SRILA PRABHUPADA: En effet. Krishna dit dans la Bhagavad-Gîtâ (9:10) que la Nature opère sous Sa direction. La Nature n’est pas aveugle mais parfaite, car elle agit sous la direction de Dieu.

SYAMASUNDAR: Berkeley déclare également qu’il n’y a pas de relation de cause à effet nécessaire, mais plutôt que les choses se succèdent de façon séquentielle dans le temps.

SRILA PRABHUPADA: En l’absence d’une cause, pourquoi dire que cause et effet se succèdent de façon séquentielle ? Voilà des propos contradictoires. Krishna incarne la cause suprême, la cause première de toutes les causes. Dans ce sens, on ne saurait dire qu’il n’existe pas de cause. La cause ultime est le Suprême, et aux yeux de Krishna, il n’existe aucune différence entre cause et effet. Étant la cause suprême, Il agit sur tout. Dans l’absolu, il n’existe aucune différence entre cause et effet.

SYAMASUNDAR: À titre d’exemple, Berkeley dirait qu’une pierre ne fera pas forcément une grande gerbe en tombant dans l’eau, mais qu’il s’ensuit normalement de façon séquentielle qu’elle le fasse.

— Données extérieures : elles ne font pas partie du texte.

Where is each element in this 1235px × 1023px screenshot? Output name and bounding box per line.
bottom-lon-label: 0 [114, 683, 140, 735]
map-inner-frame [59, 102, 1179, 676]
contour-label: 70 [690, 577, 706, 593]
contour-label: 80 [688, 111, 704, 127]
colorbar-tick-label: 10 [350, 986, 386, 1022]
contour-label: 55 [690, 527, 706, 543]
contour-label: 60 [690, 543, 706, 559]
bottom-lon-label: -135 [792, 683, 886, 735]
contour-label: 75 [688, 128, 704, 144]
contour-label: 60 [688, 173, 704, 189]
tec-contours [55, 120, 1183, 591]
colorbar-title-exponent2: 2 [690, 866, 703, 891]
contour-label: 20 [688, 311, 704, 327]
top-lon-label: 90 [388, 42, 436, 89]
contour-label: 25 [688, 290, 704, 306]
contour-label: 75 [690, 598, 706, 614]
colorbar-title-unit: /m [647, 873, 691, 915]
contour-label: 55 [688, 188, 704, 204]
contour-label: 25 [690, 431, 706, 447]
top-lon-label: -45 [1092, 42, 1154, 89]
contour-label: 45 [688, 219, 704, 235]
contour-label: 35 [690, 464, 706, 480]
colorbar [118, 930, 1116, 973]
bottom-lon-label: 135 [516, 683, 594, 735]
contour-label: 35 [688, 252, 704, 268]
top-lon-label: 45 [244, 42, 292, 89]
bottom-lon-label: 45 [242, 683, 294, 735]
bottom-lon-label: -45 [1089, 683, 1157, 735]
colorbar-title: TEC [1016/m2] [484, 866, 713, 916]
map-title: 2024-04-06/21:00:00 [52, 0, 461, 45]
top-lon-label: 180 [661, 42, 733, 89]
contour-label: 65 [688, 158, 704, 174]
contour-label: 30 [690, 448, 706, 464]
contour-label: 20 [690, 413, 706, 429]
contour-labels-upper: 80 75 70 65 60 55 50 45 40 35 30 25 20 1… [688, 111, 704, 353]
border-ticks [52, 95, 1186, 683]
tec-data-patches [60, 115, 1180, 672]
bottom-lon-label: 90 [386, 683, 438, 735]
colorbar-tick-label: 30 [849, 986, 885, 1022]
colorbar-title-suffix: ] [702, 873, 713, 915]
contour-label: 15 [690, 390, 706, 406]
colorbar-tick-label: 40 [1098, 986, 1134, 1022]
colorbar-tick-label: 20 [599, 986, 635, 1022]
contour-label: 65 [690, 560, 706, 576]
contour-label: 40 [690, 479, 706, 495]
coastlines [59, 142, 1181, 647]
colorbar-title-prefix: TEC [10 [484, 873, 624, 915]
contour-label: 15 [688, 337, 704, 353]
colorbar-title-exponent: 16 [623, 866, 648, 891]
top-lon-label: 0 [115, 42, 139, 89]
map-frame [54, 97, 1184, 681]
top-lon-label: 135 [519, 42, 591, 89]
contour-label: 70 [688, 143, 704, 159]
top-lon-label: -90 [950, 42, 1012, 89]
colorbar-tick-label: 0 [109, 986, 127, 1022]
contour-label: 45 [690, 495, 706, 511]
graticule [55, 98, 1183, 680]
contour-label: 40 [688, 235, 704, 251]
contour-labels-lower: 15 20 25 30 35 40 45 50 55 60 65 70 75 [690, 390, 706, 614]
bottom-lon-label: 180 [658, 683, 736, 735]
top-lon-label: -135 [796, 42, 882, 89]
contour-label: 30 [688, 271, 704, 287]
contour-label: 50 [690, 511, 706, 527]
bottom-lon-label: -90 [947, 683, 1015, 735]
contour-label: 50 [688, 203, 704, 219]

SRILA PRABHUPADA: Mais nous disons que si Dieu ne veut pas que cela arrive, il n’en sera rien. Tout dépend de la volonté suprême. Il n’est ni nécessaire ni obligatoire que la pierre fasse une grande gerbe d’eau. Si Dieu le veut, elle flottera tout simplement. Nous admettons que la volonté divine agit sur tout. Le mieux à faire pour nous serait de dépendre entièrement de Sa volonté.